Yes, in some respects this has not been a great year for Surrey. There were a record number of murders – 25. And there have been increases in crimes such as abductions and sexual assaults. But robberies are down and the overall violent crime rate in the first three quarters of 2013 also fell by 10 per cent over 2012. But murders can get the public's attention, and when they involve innocent victims such as Julie Paskall, they can ignite a community rage that can't be ignored.

On that front, the people who live in the hardscrabble neighbourhoods of Whalley and Newton, where Ms. Paskall was killed, are justified in their anger. Their streets have felt unsafe for too long. Many store owners have given up hope that the city and police will deal with the dead-eyed addicts who haunt their shops and scare away business.

A decade ago, I was a hockey dad shepherding a young son to arenas in these two areas; it was never fun. The rinks never seemed to be particularly secure, the washrooms never a spot you'd allow your young child to enter alone. Coaches who frequented the rink in Newton where Ms. Paskall was murdered – and where I attended games many times – complained for years about the shadowy characters who often milled around the premises.

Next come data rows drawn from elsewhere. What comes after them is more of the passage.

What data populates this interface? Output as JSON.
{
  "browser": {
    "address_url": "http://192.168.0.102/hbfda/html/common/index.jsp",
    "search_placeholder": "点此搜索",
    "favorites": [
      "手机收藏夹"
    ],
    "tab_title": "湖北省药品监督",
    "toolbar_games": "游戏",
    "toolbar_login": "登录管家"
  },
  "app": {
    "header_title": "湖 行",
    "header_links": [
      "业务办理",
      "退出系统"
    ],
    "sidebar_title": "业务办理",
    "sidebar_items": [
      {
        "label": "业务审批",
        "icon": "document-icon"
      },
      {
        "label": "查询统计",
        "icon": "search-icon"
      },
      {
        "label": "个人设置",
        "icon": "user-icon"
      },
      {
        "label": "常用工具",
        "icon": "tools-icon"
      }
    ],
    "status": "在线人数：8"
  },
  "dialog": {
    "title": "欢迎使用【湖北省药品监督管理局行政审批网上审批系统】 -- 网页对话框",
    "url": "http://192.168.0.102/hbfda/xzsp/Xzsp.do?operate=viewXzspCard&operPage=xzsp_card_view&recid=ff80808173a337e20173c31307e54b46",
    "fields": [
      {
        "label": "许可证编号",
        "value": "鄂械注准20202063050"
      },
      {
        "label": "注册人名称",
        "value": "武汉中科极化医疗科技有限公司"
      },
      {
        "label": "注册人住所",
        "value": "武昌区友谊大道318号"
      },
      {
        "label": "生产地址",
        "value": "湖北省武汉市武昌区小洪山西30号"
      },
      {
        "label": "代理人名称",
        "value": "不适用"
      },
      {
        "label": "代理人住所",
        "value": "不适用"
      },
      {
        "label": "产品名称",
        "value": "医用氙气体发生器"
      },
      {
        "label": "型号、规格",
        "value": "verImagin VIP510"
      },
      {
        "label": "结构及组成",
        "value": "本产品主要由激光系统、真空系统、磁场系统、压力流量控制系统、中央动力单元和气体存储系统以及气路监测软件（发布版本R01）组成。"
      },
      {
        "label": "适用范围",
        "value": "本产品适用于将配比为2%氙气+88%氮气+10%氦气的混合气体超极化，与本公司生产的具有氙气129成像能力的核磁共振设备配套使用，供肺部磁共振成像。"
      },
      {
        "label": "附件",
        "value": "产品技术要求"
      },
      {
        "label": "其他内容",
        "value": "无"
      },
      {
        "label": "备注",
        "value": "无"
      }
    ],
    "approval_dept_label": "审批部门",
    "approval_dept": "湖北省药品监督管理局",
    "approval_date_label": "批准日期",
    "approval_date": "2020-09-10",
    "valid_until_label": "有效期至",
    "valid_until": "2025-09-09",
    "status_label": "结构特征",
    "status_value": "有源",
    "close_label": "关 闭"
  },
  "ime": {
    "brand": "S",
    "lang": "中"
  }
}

I never understood how drug dealing could persist almost daily in a certain area without the police doing anything about it. And yet it happens. And continues to happen in areas such as Newton and Whalley. But that's only part of the story.

The city's Crime Reduction Strategy, introduced in 2006, has had a significant impact on criminal behaviour. According to national statistics compiled by Maclean's magazine, crime in Surrey is down 21.2 per cent in the time since the program began and 2012 – a period, it should also be noted, in which the city's population grew by tens of thousands of people. In terms of the most crime-ridden cities in the country, according to Maclean's last survey, Surrey ranks 10th, behind three others in B.C. alone – including Victoria, which hardly has the dubious image that a community statistically purported to be the second-most "dangerous" in the country would usually have.

Ms. Watts is justifiably frustrated with the step back Surrey has taken this year in certain crime categories. It seems to be cyclical, she insists, an uptick in crime that happens every four years or so. She'd like to know why. In November, she created a task force of police, district educators and criminologists to look for answers.

The reality, of course, is that there is often little anyone can do to prevent murder. If a gangster wants to kill a rival, he'll do it. All the task forces in the world won't stop it.

The death of Julie Paskall, however, might fall into a different category. For years, people were sounding the alarm about the miscreants hanging around the Newton arena and yet nothing was done about it. A dangerous situation was allowed to persist and, on the surface, there doesn't seem to be any good excuse for it.

I don't care where the city is, a mother should be able to wait for her son outside a hockey rink without fear of being killed. The fact that one can't is a crime.